热水回路中,加热型蓄水箱12上设置有温度传感器19和液位传感器20,加热型蓄水箱第二输出端12c依次通过过滤器13、水泵14与喷嘴15连接,喷嘴15上设置有电加热带16,喷嘴15正对翅片管换热器9的进风口,集水盘17位于翅片管换热器9底部,集水盘17底部的出水口与三通阀第一输入端18a连接,三通阀第一输出端18b与加热型蓄水箱第二输入端12d连接,三通阀第二输出端18c与排水管道连接。In the hot water circuit, the heating type water storage tank 12 is provided with a temperature sensor 19 and a liquid level sensor 20, and the second type of output port 12c of the heating type water storage tank is connected to the nozzle 15 through the filter 13 and the water pump 14, and is disposed on the nozzle 15. There is an electric heating belt 16, the nozzle 15 is facing the air inlet of the fin-tube heat exchanger 9, the water collecting tray 17 is located at the bottom of the fin-tube heat exchanger 9, the water outlet of the bottom of the water collecting tray 17 and the first input of the three-way valve The end 18a is connected, the first output end 18b of the three-way valve is connected to the second input end 12d of the heating type storage tank, and the second output end 18c of the three-way valve is connected to the drain pipe.

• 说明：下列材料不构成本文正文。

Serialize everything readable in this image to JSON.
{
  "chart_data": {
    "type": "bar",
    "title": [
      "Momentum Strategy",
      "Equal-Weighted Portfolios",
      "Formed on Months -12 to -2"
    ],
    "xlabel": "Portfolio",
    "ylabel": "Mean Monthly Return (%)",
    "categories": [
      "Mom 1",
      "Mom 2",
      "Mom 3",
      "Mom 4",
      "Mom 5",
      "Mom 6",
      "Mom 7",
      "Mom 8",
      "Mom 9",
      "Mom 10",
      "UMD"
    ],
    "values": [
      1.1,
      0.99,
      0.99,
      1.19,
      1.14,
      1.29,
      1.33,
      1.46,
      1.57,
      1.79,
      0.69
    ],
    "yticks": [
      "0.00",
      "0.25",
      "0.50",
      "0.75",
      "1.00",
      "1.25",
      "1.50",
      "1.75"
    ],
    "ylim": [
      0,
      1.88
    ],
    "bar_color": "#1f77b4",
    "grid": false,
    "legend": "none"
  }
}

空气回路包括翅片管换热器9和风机11,风机11设置在翅片管换热器9出风口处。The air circuit includes a finned tube heat exchanger 9 and a fan 11, and the fan 11 is disposed at the air outlet of the fin tube heat exchanger 9.

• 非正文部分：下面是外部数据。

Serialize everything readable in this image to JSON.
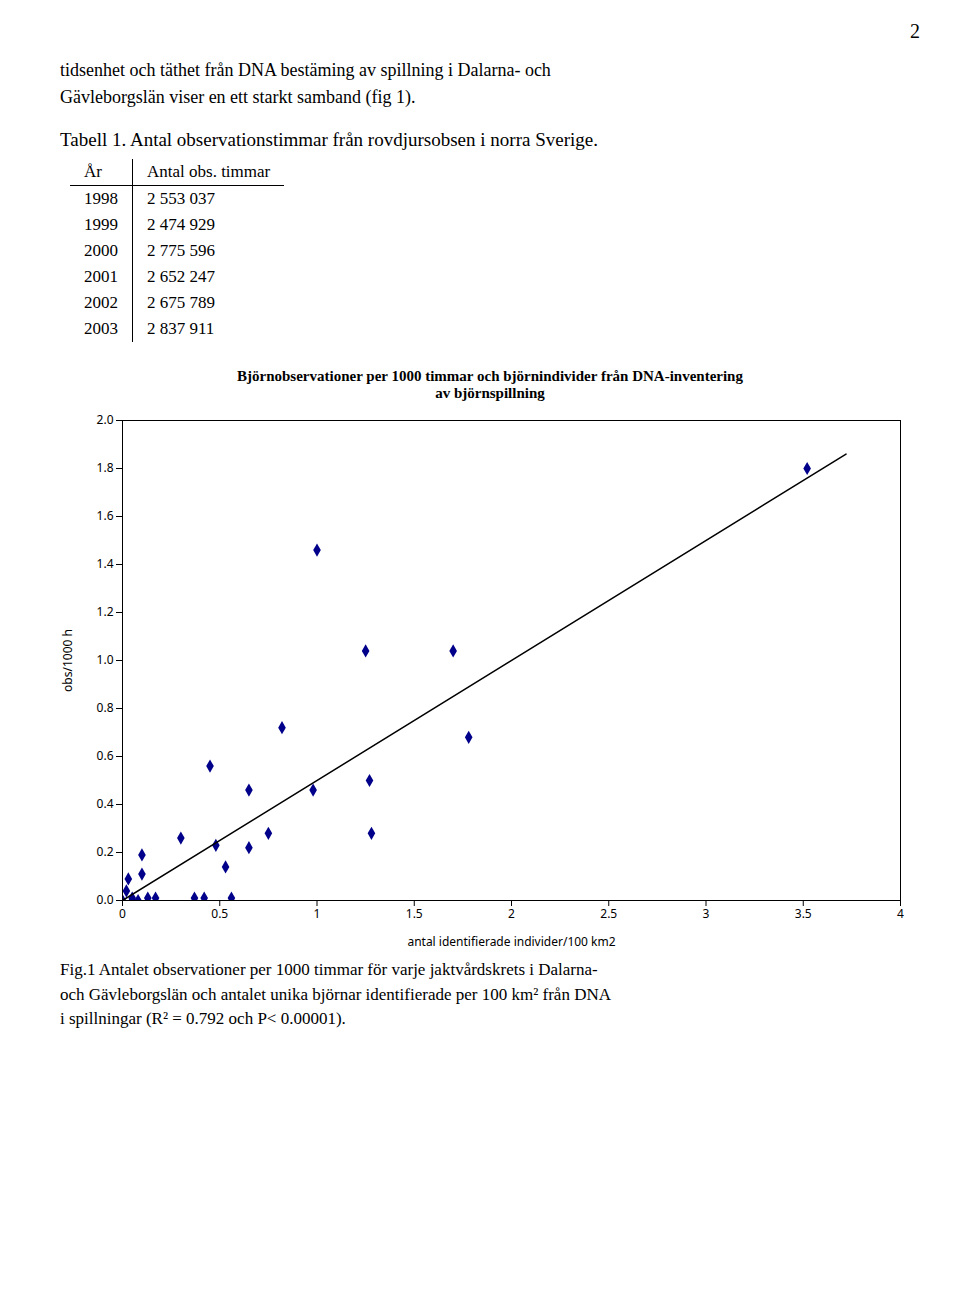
{
  "page_number": "2",
  "paragraphs": [
    "tidsenhet och täthet från DNA bestäming av spillning i Dalarna- och",
    "Gävleborgslän viser en ett starkt samband (fig 1)."
  ],
  "table": {
    "title": "Tabell 1. Antal observationstimmar från rovdjursobsen i norra Sverige.",
    "columns": [
      "År",
      "Antal obs. timmar"
    ],
    "rows": [
      [
        "1998",
        "2 553 037"
      ],
      [
        "1999",
        "2 474 929"
      ],
      [
        "2000",
        "2 775 596"
      ],
      [
        "2001",
        "2 652 247"
      ],
      [
        "2002",
        "2 675 789"
      ],
      [
        "2003",
        "2 837 911"
      ]
    ]
  },
  "chart_data": {
    "type": "scatter",
    "title": [
      "Björnobservationer per 1000 timmar och björnindivider från DNA-inventering",
      "av björnspillning"
    ],
    "xlabel": "antal identifierade individer/100 km2",
    "ylabel": "obs/1000 h",
    "xlim": [
      0,
      4
    ],
    "ylim": [
      0,
      2.0
    ],
    "xticks": [
      0,
      0.5,
      1,
      1.5,
      2,
      2.5,
      3,
      3.5,
      4
    ],
    "yticks": [
      {
        "value": 0.0,
        "label": "0.0"
      },
      0.2,
      0.4,
      0.6,
      0.8,
      {
        "value": 1.0,
        "label": "1.0"
      },
      1.2,
      1.4,
      1.6,
      1.8,
      {
        "value": 2.0,
        "label": "2.0"
      }
    ],
    "grid": false,
    "series": [
      {
        "type": "scatter",
        "marker": "diamond",
        "color": "#00008B",
        "x": [
          0.0,
          0.02,
          0.03,
          0.05,
          0.05,
          0.08,
          0.1,
          0.1,
          0.13,
          0.17,
          0.3,
          0.37,
          0.42,
          0.45,
          0.48,
          0.53,
          0.56,
          0.65,
          0.65,
          0.75,
          0.82,
          0.98,
          1.0,
          1.27,
          1.28,
          1.25,
          1.7,
          1.78,
          3.52
        ],
        "values": [
          0.0,
          0.04,
          0.09,
          0.0,
          0.01,
          0.0,
          0.19,
          0.11,
          0.01,
          0.01,
          0.26,
          0.01,
          0.01,
          0.56,
          0.23,
          0.14,
          0.01,
          0.46,
          0.22,
          0.28,
          0.72,
          0.46,
          1.46,
          0.5,
          0.28,
          1.04,
          1.04,
          0.68,
          1.8
        ]
      },
      {
        "type": "line",
        "line_style": "solid",
        "color": "#000000",
        "x": [
          0.0,
          3.72
        ],
        "values": [
          0.0,
          1.86
        ]
      }
    ]
  },
  "caption": [
    "Fig.1 Antalet observationer per 1000 timmar för varje jaktvårdskrets i Dalarna-",
    "och Gävleborgslän och antalet unika björnar identifierade per 100 km² från DNA",
    "i spillningar (R² = 0.792 och P< 0.00001)."
  ]
}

空气源热泵夏季制冷模式运行时:第一电磁阀5-1打开,第二电磁阀5-2关闭。低温低压的制冷剂气体从气液分离器10中被压缩机1吸入、压缩后变成高温高压的过热 蒸气排出,经过四通阀2进入翅片管换热器9,在翅片管换热器9中,制冷剂放出热量冷凝成液体后,再经过第二单向阀4-2和第一电磁阀5-1进入储液器6,制冷剂从储液器6出来后,依次经过干燥过滤器7、电子膨胀阀8、第三单向阀4-3后,进入第一换热器3,制冷剂在第一换热器3中吸收热量蒸发成过热蒸汽,实现制冷,制冷剂从第一换热器3出来后经过四通阀2进入气液分离器10,然后再次被吸入压缩机1,完成制冷循环。空气回路中,空气在风机11作用下流经翅片管换热器9,制冷剂在翅片管换热器9中与空气换热。在此过程中,水泵14关闭,热水回路不工作。When the air source heat pump is operating in the summer cooling mode: the first solenoid valve 5-1 is opened and the second solenoid valve 5-2 is closed. The low-temperature low-pressure refrigerant gas is sucked into and compressed by the compressor 1 from the gas-liquid separator 10 to become a high-temperature high-pressure superheat. The vapor is discharged through the four-way valve 2 into the fin-and-tube heat exchanger 9, and in the fin-and-tube heat exchanger 9, the refrigerant releases heat to be condensed into a liquid, and then passes through the second check valve 4-2 and the first electromagnetic The valve 5-1 enters the accumulator 6, and after the refrigerant exits the accumulator 6, it passes through the drying filter 7, the electronic expansion valve 8, and the third check valve 4-3, and then enters the first heat exchanger 3. The refrigerant absorbs heat in the first heat exchanger 3 to evaporate into superheated steam to achieve refrigeration. The refrigerant exits the first heat exchanger 3, passes through the four-way valve 2, enters the gas-liquid separator 10, and is again sucked into the compressor 1 , complete the refrigeration cycle. In the air circuit, air flows through the fin tube heat exchanger 9 under the action of the fan 11, and the refrigerant exchanges heat with the air in the fin tube heat exchanger 9. During this process, the water pump 14 is turned off and the hot water circuit is not working.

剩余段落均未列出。